At some point I realised I had started treating sleep as if it were competing against ambition. As if rest was stealing time from me instead of sustaining the cognition I depend on. But sleep is not separate from intelligence. Sleep is part of intelligence. Creativity, insight, emotional regulation, strategic thinking, memory integration… all of these depend on sleep architecture itself.

And still, despite knowing all this, part of me resists going to bed because I am afraid of missing the moment.That is the real addiction, I think. Not productivity. Not hustle culture.

For women like me, especially immigrant women, women who grew up far from power, women who spent years being underestimated intellectually, this technological moment feels deeply emotional. Suddenly the barrier between idea and execution has weakened and there is this irrational fear that the portal might close again if we do not move fast enough.

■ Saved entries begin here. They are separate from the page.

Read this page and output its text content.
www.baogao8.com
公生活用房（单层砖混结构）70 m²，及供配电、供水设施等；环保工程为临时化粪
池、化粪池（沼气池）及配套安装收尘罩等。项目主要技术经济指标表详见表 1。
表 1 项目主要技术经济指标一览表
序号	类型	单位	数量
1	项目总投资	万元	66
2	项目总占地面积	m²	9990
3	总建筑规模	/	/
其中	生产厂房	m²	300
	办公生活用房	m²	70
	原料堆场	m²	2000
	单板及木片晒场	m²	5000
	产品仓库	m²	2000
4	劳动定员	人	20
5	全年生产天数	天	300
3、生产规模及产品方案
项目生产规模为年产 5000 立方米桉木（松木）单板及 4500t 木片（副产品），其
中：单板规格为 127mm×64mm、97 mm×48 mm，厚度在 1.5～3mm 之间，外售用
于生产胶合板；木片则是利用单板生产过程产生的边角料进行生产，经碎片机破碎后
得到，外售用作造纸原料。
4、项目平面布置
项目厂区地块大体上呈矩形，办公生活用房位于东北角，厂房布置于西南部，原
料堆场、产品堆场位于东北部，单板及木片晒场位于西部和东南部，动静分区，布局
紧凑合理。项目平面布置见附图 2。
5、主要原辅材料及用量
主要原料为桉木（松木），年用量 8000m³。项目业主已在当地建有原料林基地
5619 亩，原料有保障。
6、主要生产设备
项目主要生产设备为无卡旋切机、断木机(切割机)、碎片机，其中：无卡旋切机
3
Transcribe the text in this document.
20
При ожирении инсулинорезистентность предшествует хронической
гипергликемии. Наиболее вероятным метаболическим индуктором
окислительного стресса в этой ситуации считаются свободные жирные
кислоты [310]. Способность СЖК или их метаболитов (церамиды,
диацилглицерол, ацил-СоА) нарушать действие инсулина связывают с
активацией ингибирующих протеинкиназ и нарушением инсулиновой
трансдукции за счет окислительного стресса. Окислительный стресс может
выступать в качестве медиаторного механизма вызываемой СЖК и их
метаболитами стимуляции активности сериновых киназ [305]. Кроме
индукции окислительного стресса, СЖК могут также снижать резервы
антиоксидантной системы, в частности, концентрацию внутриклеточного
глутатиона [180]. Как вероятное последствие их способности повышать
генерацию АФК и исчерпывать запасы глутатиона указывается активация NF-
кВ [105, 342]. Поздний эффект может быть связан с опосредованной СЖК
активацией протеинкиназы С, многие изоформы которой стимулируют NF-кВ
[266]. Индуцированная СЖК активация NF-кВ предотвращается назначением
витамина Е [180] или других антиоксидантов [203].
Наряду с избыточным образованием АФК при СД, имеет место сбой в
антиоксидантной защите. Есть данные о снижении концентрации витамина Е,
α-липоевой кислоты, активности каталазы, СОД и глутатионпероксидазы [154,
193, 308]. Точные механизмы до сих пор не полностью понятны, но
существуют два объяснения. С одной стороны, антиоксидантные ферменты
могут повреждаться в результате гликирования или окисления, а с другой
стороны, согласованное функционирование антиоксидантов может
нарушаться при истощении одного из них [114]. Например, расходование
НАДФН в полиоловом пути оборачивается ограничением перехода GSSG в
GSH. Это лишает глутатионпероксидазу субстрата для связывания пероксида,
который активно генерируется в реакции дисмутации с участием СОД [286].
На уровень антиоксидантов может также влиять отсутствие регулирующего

But lately I have been questioning if constant acceleration is actually intelligence or just technologically assisted self destruction with a beautiful UI…Because the body always collects eventually.

So now I am trying something profoundly unglamorous. A bedtime. Not optimisation, not “rise and grind,” not biohacking. Just a hard stop around 10:30pm because my daughter will wake up around 6:30 regardless of how important I think my latest feature is.

Honestly… I suspect the real flex in this era may not be who can ship the fastest.It may be who manages to remain fully human while building.